Attkisson appealed to the U.S. Court of Appeals for the Fourth Circuit in 2019, which affirmed the lower court's dismissal of the case.[62] Two of the three judges on the panel agreed dismissal was justified because plaintiffs failed to name specific agents being accused of surveillance, and that they "failed to act diligently in pursuing that discovery", citing "significant periods of inactivity". Judge James Wynn Jr. wrote a dissenting opinion claiming that delays were not the fault of plaintiffs, but due to Justice Department lawyers deliberately using tactics to delay the process and "run out the clock" before Attkisson's lawyers could find those being accused. Judge Wynn found it plausible that "Attkisson never got a meaningful opportunity to pursue her claims".[64]

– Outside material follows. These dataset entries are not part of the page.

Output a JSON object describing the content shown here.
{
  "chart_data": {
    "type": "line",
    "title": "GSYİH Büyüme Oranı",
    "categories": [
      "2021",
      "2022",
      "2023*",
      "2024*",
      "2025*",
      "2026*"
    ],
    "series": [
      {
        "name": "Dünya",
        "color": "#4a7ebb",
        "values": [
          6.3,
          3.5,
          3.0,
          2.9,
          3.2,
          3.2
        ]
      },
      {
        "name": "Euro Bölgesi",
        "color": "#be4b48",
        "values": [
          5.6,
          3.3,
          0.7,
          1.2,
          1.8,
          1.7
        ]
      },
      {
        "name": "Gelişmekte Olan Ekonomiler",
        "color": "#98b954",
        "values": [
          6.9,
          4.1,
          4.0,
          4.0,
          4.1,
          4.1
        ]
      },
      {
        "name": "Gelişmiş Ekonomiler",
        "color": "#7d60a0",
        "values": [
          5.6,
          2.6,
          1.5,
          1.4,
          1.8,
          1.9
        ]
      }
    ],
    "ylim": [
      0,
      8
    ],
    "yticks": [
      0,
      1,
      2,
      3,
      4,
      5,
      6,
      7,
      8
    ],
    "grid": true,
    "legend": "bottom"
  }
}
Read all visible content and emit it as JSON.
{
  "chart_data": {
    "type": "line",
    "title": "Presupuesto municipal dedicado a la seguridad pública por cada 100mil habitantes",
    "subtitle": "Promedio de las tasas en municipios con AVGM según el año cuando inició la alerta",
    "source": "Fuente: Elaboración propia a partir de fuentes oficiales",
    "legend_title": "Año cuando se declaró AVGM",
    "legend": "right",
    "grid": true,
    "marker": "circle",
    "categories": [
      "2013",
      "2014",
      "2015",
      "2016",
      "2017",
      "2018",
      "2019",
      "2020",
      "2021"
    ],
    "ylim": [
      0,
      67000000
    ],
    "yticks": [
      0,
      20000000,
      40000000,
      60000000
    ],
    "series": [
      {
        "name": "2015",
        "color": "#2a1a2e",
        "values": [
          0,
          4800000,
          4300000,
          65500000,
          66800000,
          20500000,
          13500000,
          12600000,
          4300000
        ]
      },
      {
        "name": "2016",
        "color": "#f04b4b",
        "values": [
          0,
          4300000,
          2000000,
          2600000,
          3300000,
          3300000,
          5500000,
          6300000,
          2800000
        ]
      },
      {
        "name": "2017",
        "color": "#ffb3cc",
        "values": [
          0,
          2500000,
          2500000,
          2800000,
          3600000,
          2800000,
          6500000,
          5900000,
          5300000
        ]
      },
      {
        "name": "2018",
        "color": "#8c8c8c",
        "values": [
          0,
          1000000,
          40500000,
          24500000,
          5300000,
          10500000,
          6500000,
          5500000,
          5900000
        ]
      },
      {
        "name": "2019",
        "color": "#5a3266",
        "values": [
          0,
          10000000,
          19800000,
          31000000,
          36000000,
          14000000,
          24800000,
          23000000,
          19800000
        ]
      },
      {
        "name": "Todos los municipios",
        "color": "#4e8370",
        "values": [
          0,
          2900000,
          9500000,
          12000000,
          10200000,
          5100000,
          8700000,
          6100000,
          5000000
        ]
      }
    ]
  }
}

In January 2020, Attkisson renewed her efforts, filing a complaint at federal courts in Baltimore, Maryland and Alexandria, Virginia alleging that the Obama administration had spied upon her and her family.[65] She said in the Maryland deposition: "The plaintiffs first acquired the details regarding key individuals involved in the surveillance in August 2019 from a person involved in the wrongdoing who has come forward to provide information".[66] In May 2020, Attkisson returned to this issue and said "I would say I may not be one of the first victims, but I am one of the first people who was able to identify myself as a target of illegal spying under the Obama administration".[67] The source was later identified as Ryan White, an adherent of the QAnon conspiracy theory. Her lawsuit was dismissed by a federal judge in 2021, who ruled that Rosenstein was protected by qualified immunity and that, even if true, none of the allegations took place in Maryland, where the court has jurisdiction.[68]

Personal life

In 1984 Attkisson married James Attkisson, a sheriff's deputy,[69] and with him has one daughter.[70][71] Attkisson is a fifth-degree black belt master in tae kwon do.[72]